The food and all other things that you take or don’t are laying the groundwork for your health and your appearance as well. For example, a person who has a pretty huge room for french fries and beef patties in his stomach may suffer more diseases and may not look age-appropriate. A person deficient in unsaturated fats, on the other hand, may have dry, flaky skin, and eventually look older than he actually is.
   
According to Samantha Heller, MS, RD, a clinical nutritionist at NYU Medical Center in New York City, what you eat becomes the outer fabric of your body. And the healthier that you put in your mouth, the better you will look. 
   
Sure, you don’t wanna look like french fries, or do you? Then, what should your next meal include?

High- fiber foods
   
Whole grains, cereals, black beans, apples, and pears are just some of the foods that are rich in fiber. Fiber found in these foods moves quickly and relatively easily through your digestive tract keeping bowel movements regular. Thereby preventing constipation,-one of the problems that aging people commonly encounter.

Fish, walnut, and flax seed oil
   
These foods are among the best sources of Essential Fatty Acids (EFA). EFA especially the omega-3 fatty acids regulate the fluidity or softness of the cell membranes, thus making your cell membranes healthy and hold more moisture. So that means younger looking skin.
   
Deficiency is visible in a hardening of the skin, as with dry skin and acne. And to those who are living in colder climates, you need more EFA for membrane fluidity.

Fruits and vegetables
   
Antioxidants from fruits and vegetables fight off free radicals, the byproducts of the body’s everyday processes that damage DNA, cells, and tissues.

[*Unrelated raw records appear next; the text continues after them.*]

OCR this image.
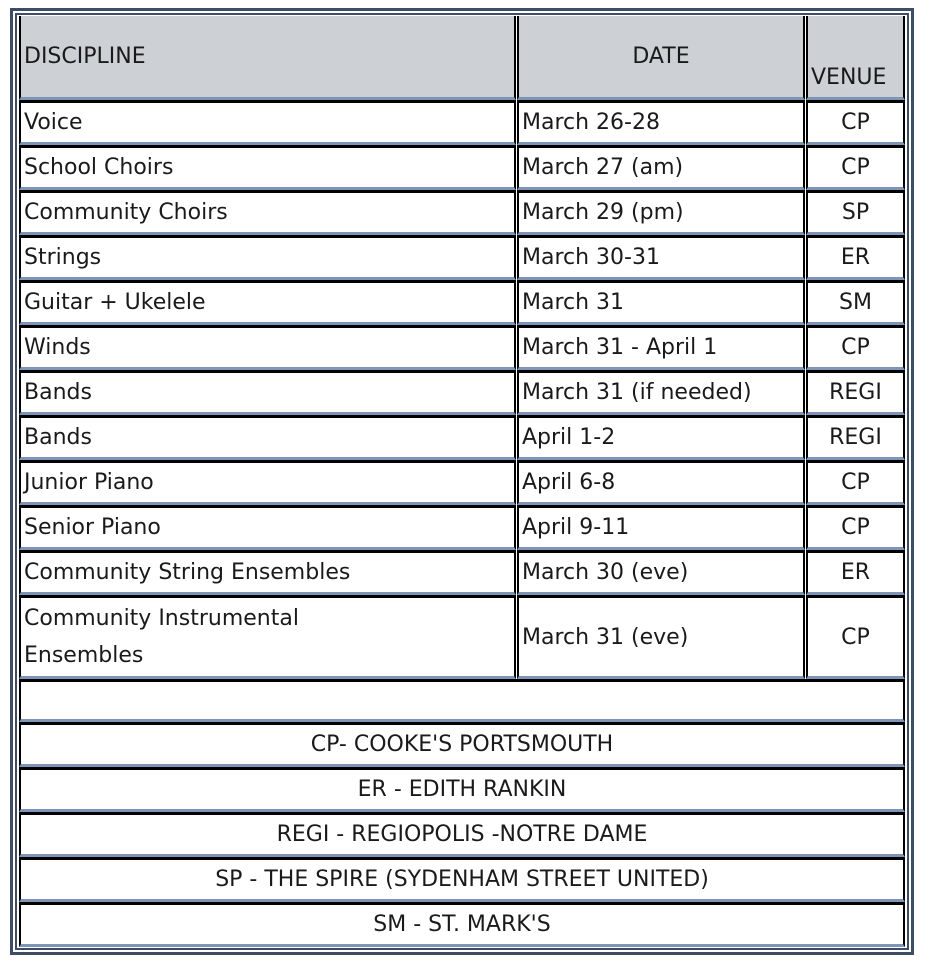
DISCIPLINE	DATE	VENUE
Voice	March 26-28	CP
School Choirs	March 27 (am)	CP
Community Choirs	March 29 (pm)	SP
Strings	March 30-31	ER
Guitar + Ukelele	March 31	SM
Winds	March 31 - April 1	CP
Bands	March 31 (if needed)	REGI
Bands	April 1-2	REGI
Junior Piano	April 6-8	CP
Senior Piano	April 9-11	CP
Community String Ensembles	March 30 (eve)	ER
Community Instrumental Ensembles	March 31 (eve)	CP

CP- COOKE'S PORTSMOUTH		
ER - EDITH RANKIN		
REGI - REGIOPOLIS -NOTRE DAME		
SP - THE SPIRE (SYDENHAM STREET UNITED)		
SM - ST. MARK'S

The antioxidants and other phytochemicals lessens the chances of damage to he body’s cells. And because you are guarding your cells from premature damage, you are also protecting yourself from premature aging.

Whole-grain cereals, organ meats, chicken, egg yolk, and garlic.
   
Selenium, found in these foods, plays a key role in making the skin healthy. It is a sulfur-like mineral that lessens the oxidative damage of skin cells. It also helps in regulating the thyroid hormone and helps prevent hypertension, cancer, and stroke. Selenium is often added to antioxidant vitamins.

Easy Move
   
If you think looking younger is difficult, there’s not much to worry. The easiest move you can make is to include more fruits, vegetables, fish, and whole grains to your daily menu. Control yourself from eating foods stuffed with much cholesterol, sodium, and calories. What you get is a healthier body and a younger-looking you.
   
Well, if you think it’s too early to look old, better think twice. It just doesn’t feel good to be called older than you really are.
   
And if you think you’re too old to look young, you’re never right. You can stop aging right at your plate, and even prove that "looks can be deceiving."